You will have to forgive the drawing as said and forgot the solidworks term which is oppisite to extrude but if you started with that standard cone and shaped it into that V that is something like what I am expecting.
The badly worded oppiste extrude creates a chamfer so its a wider and more directional, also harder to explain but basically that and blended to create a final form.
The Myford puck I am playing with uses schedule 40 4" pipe with a 3.3" full range driver.
So the imaginery speaker cutout is 75mm in an inside diameter Sched 40 4" tube of 102.2604 mm.
The cutout is hidden which is good for the likes of me as we can be quite brutal with a jigsaw or dremmel.
The actual shape is far from formalised but its an impossible shape and profile to describe or at least it was for me.
It just makes more sense to describe how I am going to assemble.
On top of the tube I have a 6mm thick circular acylic disk as I can get those cut pretty cheap.
Its 114.3mm diameter and sits on 4 hex spacers that go to another acrylic disk that is the internal diameter of 102.2604 mm.
The spacers raise the top disk so there is 10mm gap from tube to the lid forming top disc that does a similar thing as the google design but rather than omnidirectional it creates an unidirectional sound pattern.
Its actually a really complex shape that 3D tools would have no problem making.
As well as creating the dispersion pattern of sound it acts as an acoutic cover to the microphone array.
Also the V shape is to house the possibility of a tilt mechanism and provide a path for a Pi Cam style ribbon cable to pass down to the lower non acoustic compartment of housed electronics.
@guhl if you ever have any spare time then please give it some thought as you seem to be really talented that way.
I am a terrible hack with code and also the same when it comes design assembly but part from that one 3D printed part I can accomplish much with just a drill and some simple tools.
The top disk as said fits on of 4 spacers that on the underside hold mic array and this wierd and wonderful sound dispersion cover.
They go to another acrylic disk that I forgot about which is the speaker cut-out (75mm) but underneath the spacer pillars continue to the bottom acrylic disc that continue again to a FRB board that makes the base of the SBC/Amp/Buck housing.

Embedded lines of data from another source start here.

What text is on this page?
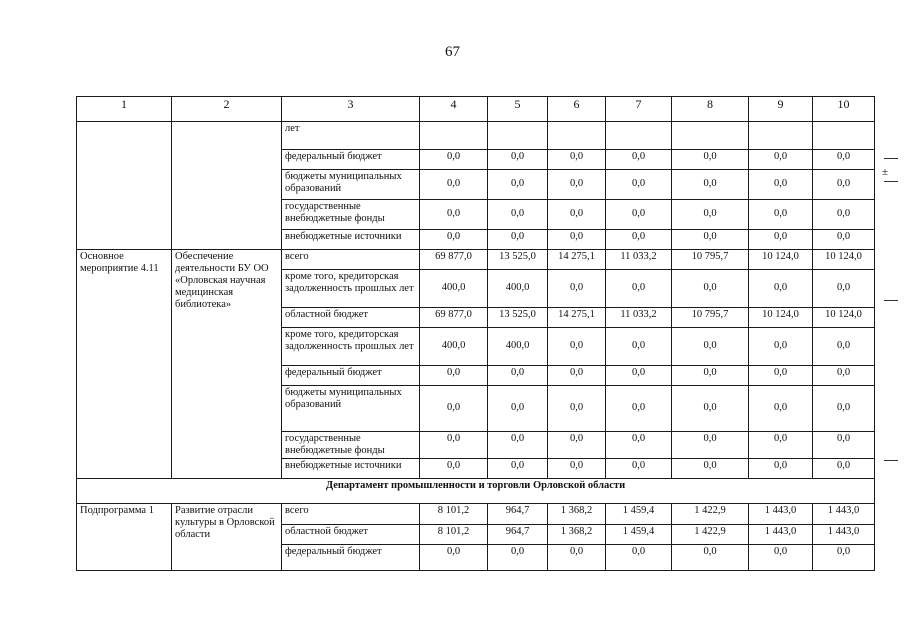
67
1	2	3	4	5	6	7	8	9	10
		лет							
		федеральный бюджет	0,0	0,0	0,0	0,0	0,0	0,0	0,0
		бюджеты муниципальных образований	0,0	0,0	0,0	0,0	0,0	0,0	0,0
		государственные внебюджетные фонды	0,0	0,0	0,0	0,0	0,0	0,0	0,0
		внебюджетные источники	0,0	0,0	0,0	0,0	0,0	0,0	0,0
Основное мероприятие 4.11	Обеспечение деятельности БУ ОО «Орловская научная медицинская библиотека»	всего	69 877,0	13 525,0	14 275,1	11 033,2	10 795,7	10 124,0	10 124,0
		кроме того, кредиторская задолженность прошлых лет	400,0	400,0	0,0	0,0	0,0	0,0	0,0
		областной бюджет	69 877,0	13 525,0	14 275,1	11 033,2	10 795,7	10 124,0	10 124,0
		кроме того, кредиторская задолженность прошлых лет	400,0	400,0	0,0	0,0	0,0	0,0	0,0
		федеральный бюджет	0,0	0,0	0,0	0,0	0,0	0,0	0,0
		бюджеты муниципальных образований	0,0	0,0	0,0	0,0	0,0	0,0	0,0
		государственные внебюджетные фонды	0,0	0,0	0,0	0,0	0,0	0,0	0,0
		внебюджетные источники	0,0	0,0	0,0	0,0	0,0	0,0	0,0
Департамент промышленности и торговли Орловской области									
Подпрограмма 1	Развитие отрасли культуры в Орловской области	всего	8 101,2	964,7	1 368,2	1 459,4	1 422,9	1 443,0	1 443,0
		областной бюджет	8 101,2	964,7	1 368,2	1 459,4	1 422,9	1 443,0	1 443,0
		федеральный бюджет	0,0	0,0	0,0	0,0	0,0	0,0	0,0
±
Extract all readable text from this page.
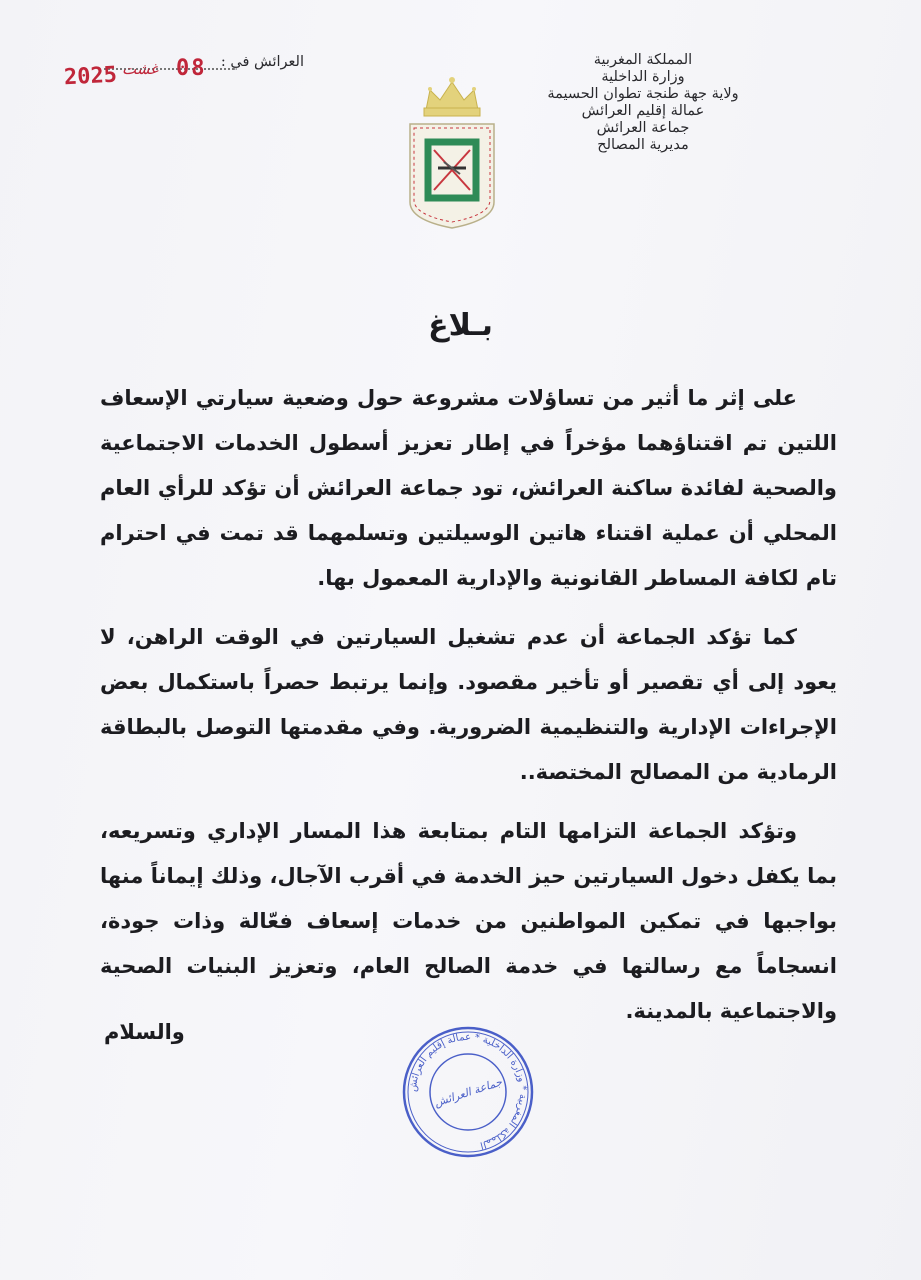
المملكة المغربية
وزارة الداخلية
ولاية جهة طنجة تطوان الحسيمة
عمالة إقليم العرائش
جماعة العرائش
مديرية المصالح
العرائش في :
08
غشت
2025
بـلاغ

على إثر ما أثير من تساؤلات مشروعة حول وضعية سيارتي الإسعاف اللتين تم اقتناؤهما مؤخراً في إطار تعزيز أسطول الخدمات الاجتماعية والصحية لفائدة ساكنة العرائش، تود جماعة العرائش أن تؤكد للرأي العام المحلي أن عملية اقتناء هاتين الوسيلتين وتسلمهما قد تمت في احترام تام لكافة المساطر القانونية والإدارية المعمول بها.

كما تؤكد الجماعة أن عدم تشغيل السيارتين في الوقت الراهن، لا يعود إلى أي تقصير أو تأخير مقصود. وإنما يرتبط حصراً باستكمال بعض الإجراءات الإدارية والتنظيمية الضرورية. وفي مقدمتها التوصل بالبطاقة الرمادية من المصالح المختصة..

وتؤكد الجماعة التزامها التام بمتابعة هذا المسار الإداري وتسريعه، بما يكفل دخول السيارتين حيز الخدمة في أقرب الآجال، وذلك إيماناً منها بواجبها في تمكين المواطنين من خدمات إسعاف فعّالة وذات جودة، انسجاماً مع رسالتها في خدمة الصالح العام، وتعزيز البنيات الصحية والاجتماعية بالمدينة.

والسلام
المملكة المغربية * وزارة الداخلية * عمالة إقليم العرائش
جماعة العرائش
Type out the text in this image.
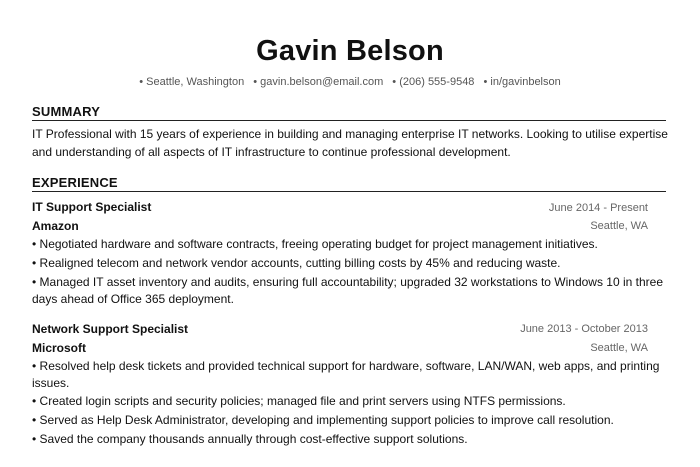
Gavin Belson
• Seattle, Washington • gavin.belson@email.com • (206) 555-9548 • in/gavinbelson
SUMMARY
IT Professional with 15 years of experience in building and managing enterprise IT networks. Looking to utilise expertise and understanding of all aspects of IT infrastructure to continue professional development.
EXPERIENCE
IT Support Specialist	June 2014 - Present
Amazon	Seattle, WA
• Negotiated hardware and software contracts, freeing operating budget for project management initiatives.
• Realigned telecom and network vendor accounts, cutting billing costs by 45% and reducing waste.
• Managed IT asset inventory and audits, ensuring full accountability; upgraded 32 workstations to Windows 10 in three days ahead of Office 365 deployment.
Network Support Specialist	June 2013 - October 2013
Microsoft	Seattle, WA
• Resolved help desk tickets and provided technical support for hardware, software, LAN/WAN, web apps, and printing issues.
• Created login scripts and security policies; managed file and print servers using NTFS permissions.
• Served as Help Desk Administrator, developing and implementing support policies to improve call resolution.
• Saved the company thousands annually through cost-effective support solutions.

Those 2 disk should really be sealed with resin, hot glue maybe silcone or something but they make quite an adequate acoustic cabinet once sealed.
If you are going to go all audiophile you might want to line with some rubber sheeting.
What I am proposing is super low tech that I am wondering how you can produce such a great and complex design and then have an opinion and belief people might get lost in modularity complexity.
The modularity is so simple that the choice and position of the drill holes allows you to mount and array of Mic boards, SBC and amps that can be printed out on a paper guide.
The only thing that is complex is the shape form of “dispersion cone” and is perfect for 3D printing as apart from bespoke molded parts there isn’t really a way to do it with conventual engineering or materials.
Like I say if you ever do have any spare time or anyone else in the community who is a solidworks or whatever and 3d printing guy then please do.
I have ordered a few bits of plastic just to build one up minus those essential bits of finnese.
I will post some pics when its assembled as you never know it might perk some interest.
So the S-pipe is on its way.